The seventh month was in the Jewish religious calendar (see Numbers 10:10), a month full of feast and fast days, it was a sabbatical month. The Jewish New Year began with 10 days of repentance, pardon with joy – “a joyful sound” (Ps.89:15), culminating with Yom Kippur. Traditionally celebrated with sweet or round foods such as apples and honey, and the blowing of the shofar, during religious services. A customary greeting is "happy new year!" This festival, usually held in mid-September, celebrated the end of the agricultural year and the beginning of the New Year in the Jewish civil calendar.
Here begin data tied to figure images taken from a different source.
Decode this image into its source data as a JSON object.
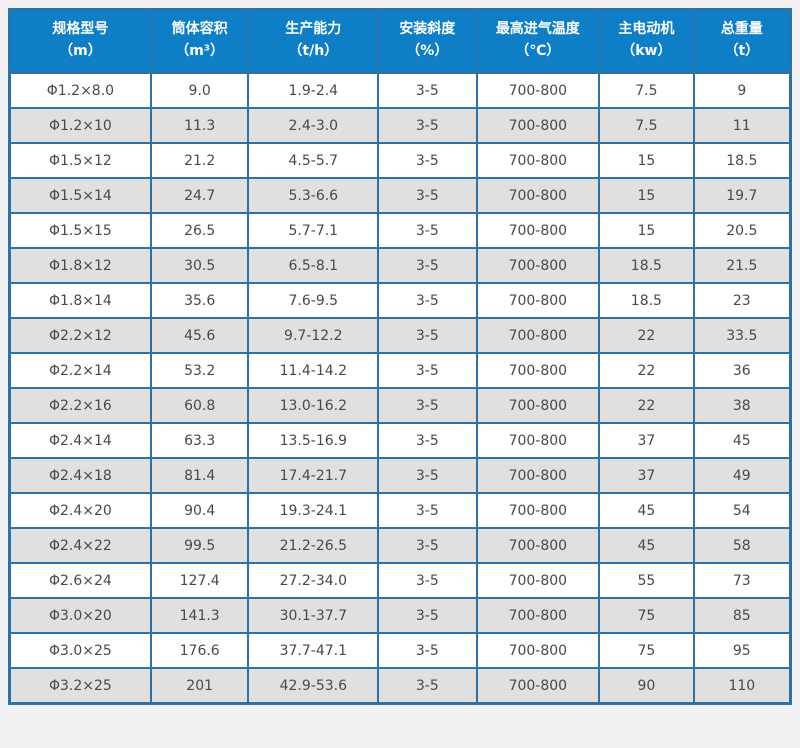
{
  "page": {
    "background_color": "#f1f1f1"
  },
  "table": {
    "header_bg_color": "#0e7fc6",
    "border_color": "#2d72a7",
    "alt_row_color": "#e0e0e0",
    "columns": [
      {
        "title": "规格型号",
        "unit": "（m）"
      },
      {
        "title": "筒体容积",
        "unit": "（m³）"
      },
      {
        "title": "生产能力",
        "unit": "（t/h）"
      },
      {
        "title": "安装斜度",
        "unit": "（%）"
      },
      {
        "title": "最高进气温度",
        "unit": "（℃）"
      },
      {
        "title": "主电动机",
        "unit": "（kw）"
      },
      {
        "title": "总重量",
        "unit": "（t）"
      }
    ],
    "rows": [
      [
        "Φ1.2×8.0",
        "9.0",
        "1.9-2.4",
        "3-5",
        "700-800",
        "7.5",
        "9"
      ],
      [
        "Φ1.2×10",
        "11.3",
        "2.4-3.0",
        "3-5",
        "700-800",
        "7.5",
        "11"
      ],
      [
        "Φ1.5×12",
        "21.2",
        "4.5-5.7",
        "3-5",
        "700-800",
        "15",
        "18.5"
      ],
      [
        "Φ1.5×14",
        "24.7",
        "5.3-6.6",
        "3-5",
        "700-800",
        "15",
        "19.7"
      ],
      [
        "Φ1.5×15",
        "26.5",
        "5.7-7.1",
        "3-5",
        "700-800",
        "15",
        "20.5"
      ],
      [
        "Φ1.8×12",
        "30.5",
        "6.5-8.1",
        "3-5",
        "700-800",
        "18.5",
        "21.5"
      ],
      [
        "Φ1.8×14",
        "35.6",
        "7.6-9.5",
        "3-5",
        "700-800",
        "18.5",
        "23"
      ],
      [
        "Φ2.2×12",
        "45.6",
        "9.7-12.2",
        "3-5",
        "700-800",
        "22",
        "33.5"
      ],
      [
        "Φ2.2×14",
        "53.2",
        "11.4-14.2",
        "3-5",
        "700-800",
        "22",
        "36"
      ],
      [
        "Φ2.2×16",
        "60.8",
        "13.0-16.2",
        "3-5",
        "700-800",
        "22",
        "38"
      ],
      [
        "Φ2.4×14",
        "63.3",
        "13.5-16.9",
        "3-5",
        "700-800",
        "37",
        "45"
      ],
      [
        "Φ2.4×18",
        "81.4",
        "17.4-21.7",
        "3-5",
        "700-800",
        "37",
        "49"
      ],
      [
        "Φ2.4×20",
        "90.4",
        "19.3-24.1",
        "3-5",
        "700-800",
        "45",
        "54"
      ],
      [
        "Φ2.4×22",
        "99.5",
        "21.2-26.5",
        "3-5",
        "700-800",
        "45",
        "58"
      ],
      [
        "Φ2.6×24",
        "127.4",
        "27.2-34.0",
        "3-5",
        "700-800",
        "55",
        "73"
      ],
      [
        "Φ3.0×20",
        "141.3",
        "30.1-37.7",
        "3-5",
        "700-800",
        "75",
        "85"
      ],
      [
        "Φ3.0×25",
        "176.6",
        "37.7-47.1",
        "3-5",
        "700-800",
        "75",
        "95"
      ],
      [
        "Φ3.2×25",
        "201",
        "42.9-53.6",
        "3-5",
        "700-800",
        "90",
        "110"
      ]
    ]
  }
}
In an age with no written calendars, trumpets (originally the ‘shofar’) were sounded on the first day of each new lunar month (see Psalm 81:3), and as a sign of the new agricultural season. The sound of the trumpet raises great and joyful expectations. They may herald a feast or they may call to battle (Num.10:7-10), the trumpet represents the voice of God, at Sinai, later to battle and finally in the Revelation, “I was in the Spirit on the Lord’s Day, and I heard behind me a loud voice, as of a trumpet” (Rev.1:9; 4:1; 4:1; 8:1-2, 6-8; 8:10-13;9:1, 13-14; 11:15). There is no reference to the Feast of Trumpets in the New Testament. The trumpets anticipate and heralds the feast of Yom Kippur and the preaching of the gospel of Jesus’ death and our salvation. Passover represents Israel’s dispensation and Pentecost represents the Christian’s dispensation.